Files for a delta table are stored in Parquet format, and include a subfolder named _delta_log in which details of transactions applied to the table are logged.

Use SQL to query tables

When you create a lakehouse and define tables in it, a SQL endpoint is automatically created through which the tables can be queried using SQL SELECT statements.

At the top-right of the Lakehouse page, switch from Lakehouse to SQL analytics endpoint. Then wait a short time until the SQL analytics endpoint for your lakehouse opens in a visual interface from which you can query its tables.
Use the New SQL query button to open a new query editor, and enter the following SQL query:
```
SELECT Item, SUM(Quantity * UnitPrice) AS Revenue
FROM sales
GROUP BY Item
ORDER BY Revenue DESC;
```
Note: If you are in a lab VM and have any problems entering the SQL query, you can download the 01-Snippets.txt file from https://github.com/MicrosoftLearning/mslearn-fabric/raw/main/Allfiles/Labs/01/Assets/01-Snippets.txt, saving it on the VM. You can then copy the query from the text file.
Use the ▷ Run button to run the query and view the results, which should show the total revenue for each product.

Create a visual query

While many data professionals are familiar with SQL, data analysts with Power BI experience can apply their Power Query skills to create visual queries.

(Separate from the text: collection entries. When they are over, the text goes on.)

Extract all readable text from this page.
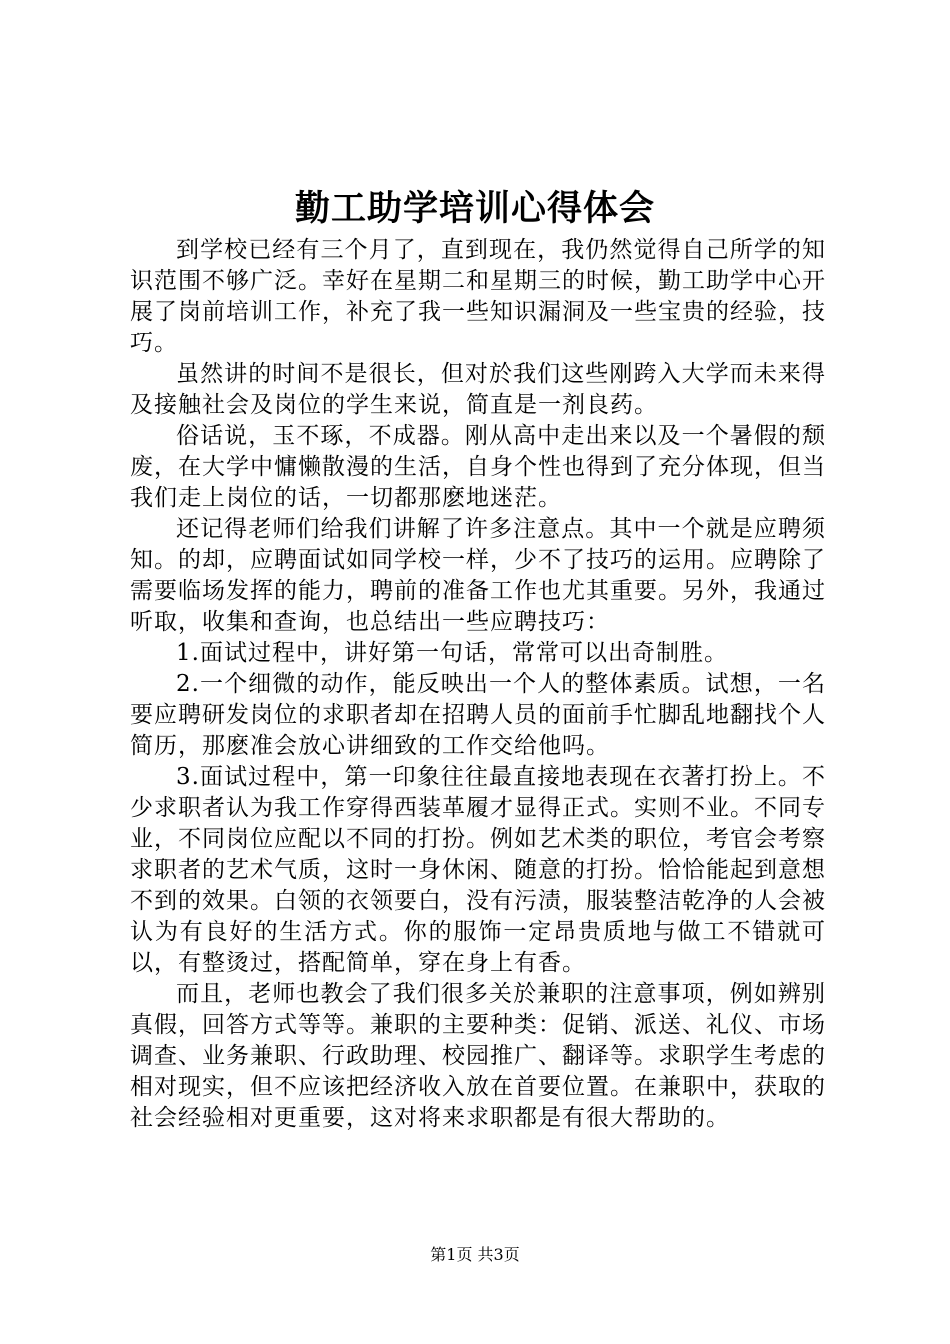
勤工助学培训心得体会

到学校已经有三个月了，直到现在，我仍然觉得自己所学的知识范围不够广泛。幸好在星期二和星期三的时候，勤工助学中心开展了岗前培训工作，补充了我一些知识漏洞及一些宝贵的经验，技巧。

虽然讲的时间不是很长，但对於我们这些刚跨入大学而未来得及接触社会及岗位的学生来说，简直是一剂良药。

俗话说，玉不琢，不成器。刚从高中走出来以及一个暑假的颓废，在大学中慵懒散漫的生活，自身个性也得到了充分体现，但当我们走上岗位的话，一切都那麽地迷茫。

还记得老师们给我们讲解了许多注意点。其中一个就是应聘须知。的却，应聘面试如同学校一样，少不了技巧的运用。应聘除了需要临场发挥的能力，聘前的准备工作也尤其重要。另外，我通过听取，收集和查询，也总结出一些应聘技巧：

1.面试过程中，讲好第一句话，常常可以出奇制胜。

2.一个细微的动作，能反映出一个人的整体素质。试想，一名要应聘研发岗位的求职者却在招聘人员的面前手忙脚乱地翻找个人简历，那麽准会放心讲细致的工作交给他吗。

3.面试过程中，第一印象往往最直接地表现在衣著打扮上。不少求职者认为我工作穿得西装革履才显得正式。实则不业。不同专业，不同岗位应配以不同的打扮。例如艺术类的职位，考官会考察求职者的艺术气质，这时一身休闲、随意的打扮。恰恰能起到意想不到的效果。白领的衣领要白，没有污渍，服装整洁乾净的人会被认为有良好的生活方式。你的服饰一定昂贵质地与做工不错就可以，有整烫过，搭配简单，穿在身上有香。

而且，老师也教会了我们很多关於兼职的注意事项，例如辨别真假，回答方式等等。兼职的主要种类：促销、派送、礼仪、市场调查、业务兼职、行政助理、校园推广、翻译等。求职学生考虑的相对现实，但不应该把经济收入放在首要位置。在兼职中，获取的社会经验相对更重要，这对将来求职都是有很大帮助的。

第1页 共3页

On the toolbar, expand the New SQL query option and select New visual query.
Drag the sales table to the new visual query editor pane that opens to create a Power Query as shown here:
In the Manage columns menu, select Choose columns. Then select only the SalesOrderNumber and SalesOrderLineNumber columns.
in the Transform menu, select Group by. Then group the data by using the following Basic settings:
- Group by: SalesOrderNumber
- New column name: LineItems
- Operation: Count distinct values
- Column: SalesOrderLineNumber
When you’re done, the results pane under the visual query shows the number of line items for each sales order.

Clean up resources

In this exercise, you have created a lakehouse and imported data into it. You’ve seen how a lakehouse consists of files and tables stored in a OneLake data store. The managed tables can be queried using SQL, and are included in a default semantic model to support data visualizations.

If you’ve finished exploring your lakehouse, you can delete the workspace you created for this exercise.

In the bar on the left, select the icon for your workspace to view all of the items it contains.
In the toolbar, select Workspace settings.
In the General section, select Remove this workspace.